Apesar da gravidade do acidente, não houve vítimas. Os destroços foram rapidamente recolhidos e enterrados devido ao caráter sigiloso do programa.
Poucos dias depois, em 31 de outubro, os Estados Unidos e o Irã chegaram a um acordo mediado pela Argélia para a libertação dos reféns, o que encerrou com a necessidade da missão. Ainda assim, o programa continuou de forma adaptada e sem o uso dos foguetes, contribuindo para o desenvolvimento de aeronaves como o MC-130 Combat Talon II, voltadas para operações especiais.
Os acontecimentos recentes no Irã reforçam como, mais de quatro décadas depois, operações CSAR continuam inseridas em um ambiente de alto risco e imprevisibilidade. A perda de aeronaves durante o resgate do WSO evidencia que, mesmo com avanços tecnológicos significativos, fatores como terreno, condições operacionais e pressão tática seguem sendo determinantes, muitas vezes obrigando decisões como a destruição de meios próprios para evitar sua captura.

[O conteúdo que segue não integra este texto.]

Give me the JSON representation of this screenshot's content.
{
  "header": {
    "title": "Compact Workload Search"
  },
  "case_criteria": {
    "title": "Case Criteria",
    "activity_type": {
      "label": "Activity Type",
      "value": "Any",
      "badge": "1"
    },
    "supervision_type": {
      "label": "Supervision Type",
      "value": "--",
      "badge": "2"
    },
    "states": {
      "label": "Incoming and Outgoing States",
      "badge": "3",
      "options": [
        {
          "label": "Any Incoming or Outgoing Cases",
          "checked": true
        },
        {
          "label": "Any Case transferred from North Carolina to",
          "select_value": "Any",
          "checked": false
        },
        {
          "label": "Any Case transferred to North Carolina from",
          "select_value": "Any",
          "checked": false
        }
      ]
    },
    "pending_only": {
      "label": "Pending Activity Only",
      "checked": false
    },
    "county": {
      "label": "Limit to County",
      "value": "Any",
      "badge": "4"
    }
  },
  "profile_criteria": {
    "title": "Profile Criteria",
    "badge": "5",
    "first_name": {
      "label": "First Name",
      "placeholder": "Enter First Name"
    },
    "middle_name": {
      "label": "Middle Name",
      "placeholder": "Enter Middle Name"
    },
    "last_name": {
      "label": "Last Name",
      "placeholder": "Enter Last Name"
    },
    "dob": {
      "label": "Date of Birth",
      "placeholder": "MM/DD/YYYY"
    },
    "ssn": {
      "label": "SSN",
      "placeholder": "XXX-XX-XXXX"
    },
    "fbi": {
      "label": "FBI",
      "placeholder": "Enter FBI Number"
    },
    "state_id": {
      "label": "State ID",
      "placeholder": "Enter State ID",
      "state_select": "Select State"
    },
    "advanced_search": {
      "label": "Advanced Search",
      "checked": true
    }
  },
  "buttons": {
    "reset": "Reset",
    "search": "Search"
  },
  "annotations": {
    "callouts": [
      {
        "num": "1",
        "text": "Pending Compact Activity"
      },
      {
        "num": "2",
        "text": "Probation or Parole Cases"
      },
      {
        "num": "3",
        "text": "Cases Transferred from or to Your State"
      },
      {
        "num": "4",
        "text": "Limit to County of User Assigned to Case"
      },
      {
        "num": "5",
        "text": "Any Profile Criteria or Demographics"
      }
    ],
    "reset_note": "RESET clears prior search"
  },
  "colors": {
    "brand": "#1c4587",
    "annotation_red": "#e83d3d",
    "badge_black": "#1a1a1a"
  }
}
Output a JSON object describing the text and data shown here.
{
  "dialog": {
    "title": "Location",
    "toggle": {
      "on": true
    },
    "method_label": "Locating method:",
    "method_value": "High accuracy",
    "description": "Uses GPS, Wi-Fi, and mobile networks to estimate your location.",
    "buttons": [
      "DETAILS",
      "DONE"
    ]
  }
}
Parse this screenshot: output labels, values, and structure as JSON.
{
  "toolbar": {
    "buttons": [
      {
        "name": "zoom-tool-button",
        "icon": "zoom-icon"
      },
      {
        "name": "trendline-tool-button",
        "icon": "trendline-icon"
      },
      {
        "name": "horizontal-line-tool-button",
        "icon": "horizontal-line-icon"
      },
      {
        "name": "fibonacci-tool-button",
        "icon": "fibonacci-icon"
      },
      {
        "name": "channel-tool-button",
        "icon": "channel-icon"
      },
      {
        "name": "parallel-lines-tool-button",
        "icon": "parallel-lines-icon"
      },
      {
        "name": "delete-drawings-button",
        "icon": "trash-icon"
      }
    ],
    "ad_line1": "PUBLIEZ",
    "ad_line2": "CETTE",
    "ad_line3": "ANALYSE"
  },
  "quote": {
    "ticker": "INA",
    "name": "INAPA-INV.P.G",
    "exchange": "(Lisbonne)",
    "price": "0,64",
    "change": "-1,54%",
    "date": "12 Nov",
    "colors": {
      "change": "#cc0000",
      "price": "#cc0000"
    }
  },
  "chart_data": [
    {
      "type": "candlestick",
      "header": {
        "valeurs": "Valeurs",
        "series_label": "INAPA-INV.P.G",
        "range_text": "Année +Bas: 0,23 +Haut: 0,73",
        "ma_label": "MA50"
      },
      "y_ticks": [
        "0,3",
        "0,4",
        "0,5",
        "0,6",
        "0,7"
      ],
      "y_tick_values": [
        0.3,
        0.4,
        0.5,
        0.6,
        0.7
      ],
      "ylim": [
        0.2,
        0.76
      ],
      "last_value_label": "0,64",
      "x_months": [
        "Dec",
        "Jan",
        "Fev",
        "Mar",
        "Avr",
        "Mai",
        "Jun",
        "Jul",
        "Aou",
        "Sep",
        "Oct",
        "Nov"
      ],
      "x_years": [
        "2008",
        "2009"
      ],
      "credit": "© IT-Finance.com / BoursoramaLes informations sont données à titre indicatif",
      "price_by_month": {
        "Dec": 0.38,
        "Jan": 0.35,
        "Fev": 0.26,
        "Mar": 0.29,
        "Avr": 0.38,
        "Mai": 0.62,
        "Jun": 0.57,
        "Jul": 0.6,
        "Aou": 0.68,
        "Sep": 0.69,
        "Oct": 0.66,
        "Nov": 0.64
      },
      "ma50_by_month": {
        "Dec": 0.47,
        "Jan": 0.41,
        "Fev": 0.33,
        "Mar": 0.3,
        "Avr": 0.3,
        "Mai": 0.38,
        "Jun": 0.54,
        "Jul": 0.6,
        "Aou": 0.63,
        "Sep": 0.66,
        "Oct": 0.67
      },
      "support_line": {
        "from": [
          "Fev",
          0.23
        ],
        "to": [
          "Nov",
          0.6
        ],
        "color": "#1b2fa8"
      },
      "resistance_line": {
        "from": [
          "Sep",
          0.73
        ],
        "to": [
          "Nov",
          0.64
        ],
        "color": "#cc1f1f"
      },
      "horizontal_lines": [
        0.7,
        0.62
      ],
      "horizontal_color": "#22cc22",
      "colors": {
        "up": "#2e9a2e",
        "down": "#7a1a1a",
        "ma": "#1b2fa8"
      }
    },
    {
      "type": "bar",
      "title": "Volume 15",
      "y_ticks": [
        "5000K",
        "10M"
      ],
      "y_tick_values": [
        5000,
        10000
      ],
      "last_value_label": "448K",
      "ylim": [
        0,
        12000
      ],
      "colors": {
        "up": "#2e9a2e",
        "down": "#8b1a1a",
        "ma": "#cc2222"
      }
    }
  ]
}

Ao mesmo tempo, o paralelo com a Credible Sport é inevitável. Tanto no passado quanto no presente, operações em território hostil exigem soluções fora do padrão e elevada capacidade de adaptação.
Se nos anos 1980 a resposta foi transformar um C-130 em uma plataforma quase experimental para pousos impossíveis, hoje ela se traduz na integração entre plataformas modernas, forças conjuntas e doutrinas mais refinadas. Em essência, no entanto, o desafio permanece o mesmo: recuperar pessoal isolado em ambiente negado continua sendo uma das missões mais complexas e exigentes da guerra moderna.